C'est justement cette compétence accrue dans les questions juridiques, éthiques et sportives qui permet aux membres de la commission de faire face aux nombreux cas auxquels ils sont confrontés tout au long de l'année.

"L’engagement de la commission de discipline est sans faille malgré la lourdeur des dossiers qu’elle peut avoir à traiter qui n’est pas à négliger. Elle se réunit toutes les semaines. Cela fait presque 50 réunions par an. Elle travaille tout le temps", poursuit Arnaud Rouger. "Tout cela demande une compétence variée des membres et des profils différents. Juriste, ancien joueur, personnalité extérieure au foot. L’objectif étant de rendre des décisions les plus justes possibles."

Arnaud Rouger, DG de la LFP: "Tout le monde a un avis sur les différents cas. Il y a 60 millions de membres de la commission de discipline en France mais il n’y en a qu’une qui tranche au final en étant très exposée. Cela impose le respect."

Comment se déroule l’étude d’une affaire par la commission de discipline?

Après la saisine et avant d’être étudiée par la commission de discipline, chaque affaire fait l’objet d’une enquête approfondie. Les membres de la commission sont épaulés par quatre instructeurs (et leurs suppléants). Sur chaque affaire, un instructeur est ainsi chargé d’enquêter pendant la mise en instruction du dossier. Parmi ces quatre instructeurs, se trouvent deux anciens délégués de la LFP, un ancien magistrat judiciaire, un ancien responsable juridique de club. Après l’instruction de l’affaire, place à la réunion de la commission de discipline à proprement parler.
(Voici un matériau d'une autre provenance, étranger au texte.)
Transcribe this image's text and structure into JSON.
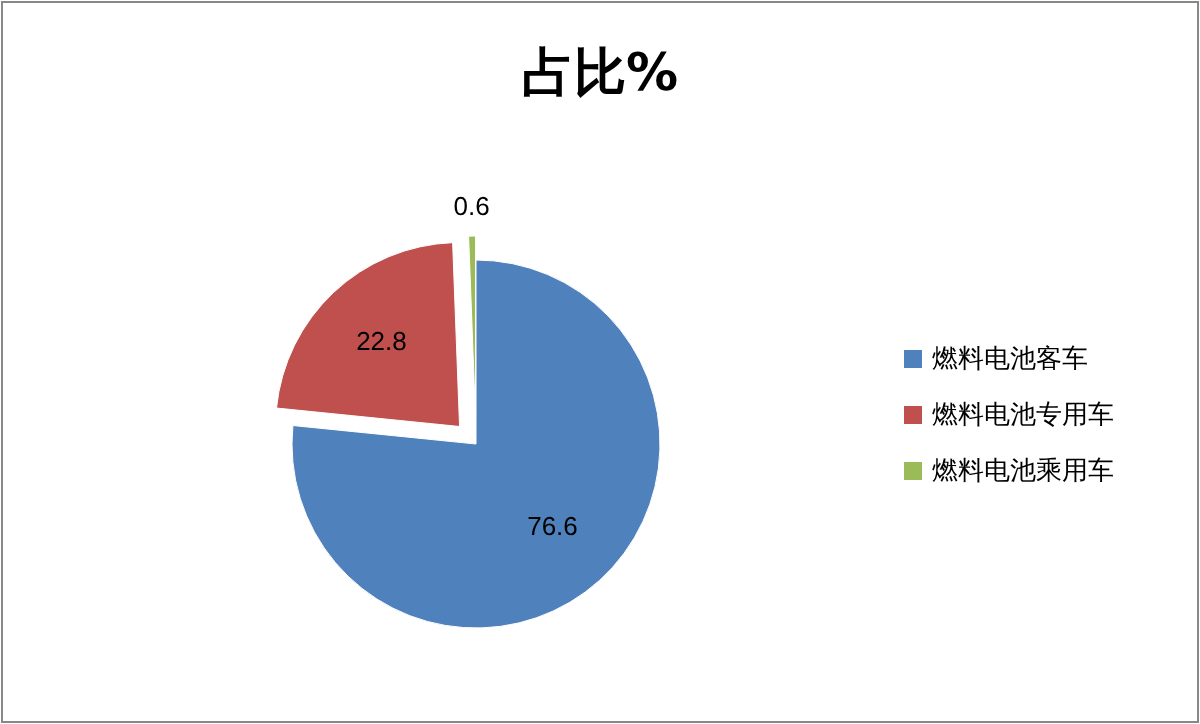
{
  "chart_data": {
    "type": "pie",
    "title": "占比%",
    "categories": [
      "燃料电池客车",
      "燃料电池专用车",
      "燃料电池乘用车"
    ],
    "values": [
      76.6,
      22.8,
      0.6
    ],
    "colors": [
      "#4f81bd",
      "#c0504d",
      "#9bbb59"
    ],
    "data_labels": true,
    "legend": "right"
  }
}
Comment se déroule une réunion de la commission de discipline?

Une fois l’instruction effectuée, place à la réunion de la commission de discipline où l’affaire va être jugée. Dans un premier temps, les membres présents assistent à la lecture à voix haute des rapports des délégués et arbitres concernant un match. On peut ainsi y trouver des précisions des officiels concernant un fait de match ou un incident en dehors du terrain comme une insulte précise d’un joueur, un comportement outrageant…
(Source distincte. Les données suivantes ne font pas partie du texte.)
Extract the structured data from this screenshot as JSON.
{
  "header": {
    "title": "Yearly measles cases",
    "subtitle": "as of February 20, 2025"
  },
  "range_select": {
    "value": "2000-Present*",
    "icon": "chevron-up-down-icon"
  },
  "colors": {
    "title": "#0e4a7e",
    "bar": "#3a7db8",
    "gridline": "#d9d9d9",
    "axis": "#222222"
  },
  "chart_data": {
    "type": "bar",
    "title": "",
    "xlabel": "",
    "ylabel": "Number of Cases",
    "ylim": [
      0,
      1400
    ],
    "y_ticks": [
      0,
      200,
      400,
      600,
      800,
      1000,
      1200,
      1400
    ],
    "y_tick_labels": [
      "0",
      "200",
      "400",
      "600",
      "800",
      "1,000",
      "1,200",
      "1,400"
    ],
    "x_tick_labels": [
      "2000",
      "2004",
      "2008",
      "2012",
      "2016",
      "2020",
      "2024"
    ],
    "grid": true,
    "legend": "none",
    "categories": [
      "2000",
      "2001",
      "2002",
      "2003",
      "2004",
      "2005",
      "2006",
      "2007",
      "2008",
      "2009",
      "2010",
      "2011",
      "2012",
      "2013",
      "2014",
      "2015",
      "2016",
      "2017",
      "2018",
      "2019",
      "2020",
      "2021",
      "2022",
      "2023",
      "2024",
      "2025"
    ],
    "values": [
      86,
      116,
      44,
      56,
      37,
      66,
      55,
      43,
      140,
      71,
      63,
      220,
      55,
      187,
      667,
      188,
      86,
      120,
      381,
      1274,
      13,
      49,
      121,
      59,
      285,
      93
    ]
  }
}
Vient ensuite un temps de visionnage des faits si des vidéos de l’incident examiné existent. Après l’examen des faits et des potentielles preuves matérielles, les différentes parties impliquées dans une affaire sont auditionnées de manière systématique physiquement à Paris (au siège de la LFP) ou en visioconférence.
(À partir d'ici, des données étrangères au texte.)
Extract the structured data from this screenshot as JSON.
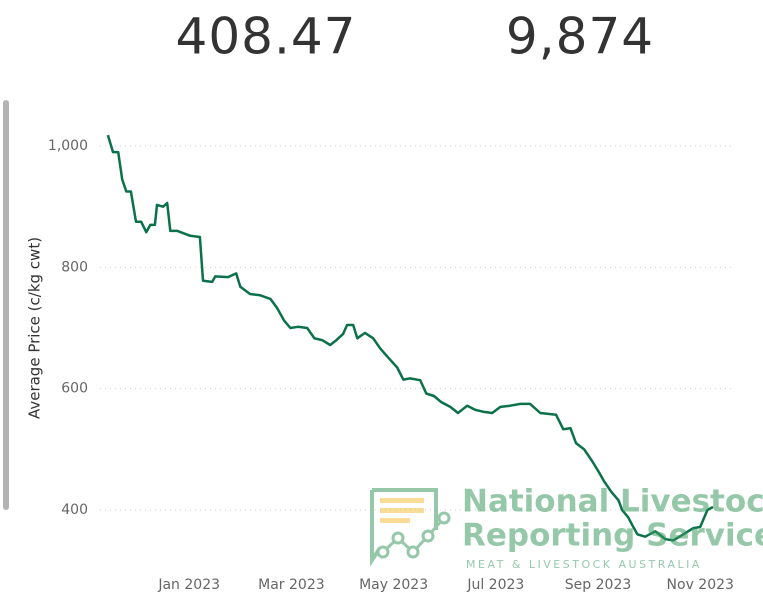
{
  "kpis": [
    "408.47",
    "9,874"
  ],
  "logo": {
    "title_line1": "National Livestock",
    "title_line2": "Reporting Service",
    "subtitle": "MEAT & LIVESTOCK AUSTRALIA"
  },
  "chart_data": {
    "type": "line",
    "ylabel": "Average Price (c/kg cwt)",
    "x": [
      -1.59,
      -1.49,
      -1.39,
      -1.31,
      -1.23,
      -1.14,
      -1.04,
      -0.94,
      -0.84,
      -0.76,
      -0.67,
      -0.63,
      -0.51,
      -0.43,
      -0.37,
      -0.23,
      0.02,
      0.21,
      0.27,
      0.45,
      0.51,
      0.76,
      0.92,
      1.0,
      1.19,
      1.39,
      1.59,
      1.72,
      1.86,
      1.98,
      2.13,
      2.31,
      2.45,
      2.6,
      2.76,
      2.88,
      3.01,
      3.09,
      3.21,
      3.29,
      3.44,
      3.6,
      3.74,
      3.91,
      4.07,
      4.19,
      4.32,
      4.52,
      4.64,
      4.79,
      4.93,
      5.11,
      5.26,
      5.44,
      5.6,
      5.75,
      5.93,
      6.09,
      6.28,
      6.48,
      6.67,
      6.87,
      7.18,
      7.32,
      7.46,
      7.57,
      7.73,
      7.89,
      8.0,
      8.12,
      8.26,
      8.4,
      8.47,
      8.59,
      8.67,
      8.77,
      8.92,
      9.12,
      9.32,
      9.47,
      9.67,
      9.86,
      10.0,
      10.14,
      10.25
    ],
    "series": [
      {
        "name": "Average Price",
        "color": "#0b7149",
        "values": [
          1018,
          990,
          990,
          945,
          925,
          925,
          875,
          875,
          858,
          870,
          870,
          903,
          900,
          906,
          860,
          860,
          852,
          850,
          778,
          776,
          785,
          784,
          790,
          768,
          756,
          754,
          748,
          733,
          712,
          700,
          702,
          700,
          683,
          680,
          672,
          680,
          690,
          705,
          705,
          683,
          692,
          683,
          666,
          650,
          635,
          615,
          617,
          614,
          592,
          588,
          578,
          570,
          560,
          572,
          565,
          562,
          560,
          570,
          572,
          575,
          575,
          560,
          557,
          533,
          535,
          510,
          500,
          480,
          465,
          447,
          430,
          416,
          400,
          388,
          375,
          360,
          356,
          365,
          352,
          350,
          360,
          370,
          372,
          400,
          405
        ]
      }
    ],
    "xlim": [
      -1.98,
      10.68
    ],
    "xticks": [
      {
        "value": 0,
        "label": "Jan 2023"
      },
      {
        "value": 2,
        "label": "Mar 2023"
      },
      {
        "value": 4,
        "label": "May 2023"
      },
      {
        "value": 6,
        "label": "Jul 2023"
      },
      {
        "value": 8,
        "label": "Sep 2023"
      },
      {
        "value": 10,
        "label": "Nov 2023"
      }
    ],
    "ylim": [
      300,
      1030
    ],
    "yticks": [
      400,
      600,
      800,
      {
        "value": 1000,
        "label": "1,000"
      }
    ],
    "grid": true
  }
}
Après les auditions, les membres de la commission de discipline délibèrent à huis clos et sans la présence de toutes les parties directement concernées. L’avant-dernière étape de la réunion est constituée par le vote à la majorité des membres pour une potentielle sanction. Enfin, toute la partie administrative (compilation des rapports, envois des éléments aux clubs concernés…) est assurée par les services de la Ligue pour soulager les membres de la commission dont la mission est alors achevée.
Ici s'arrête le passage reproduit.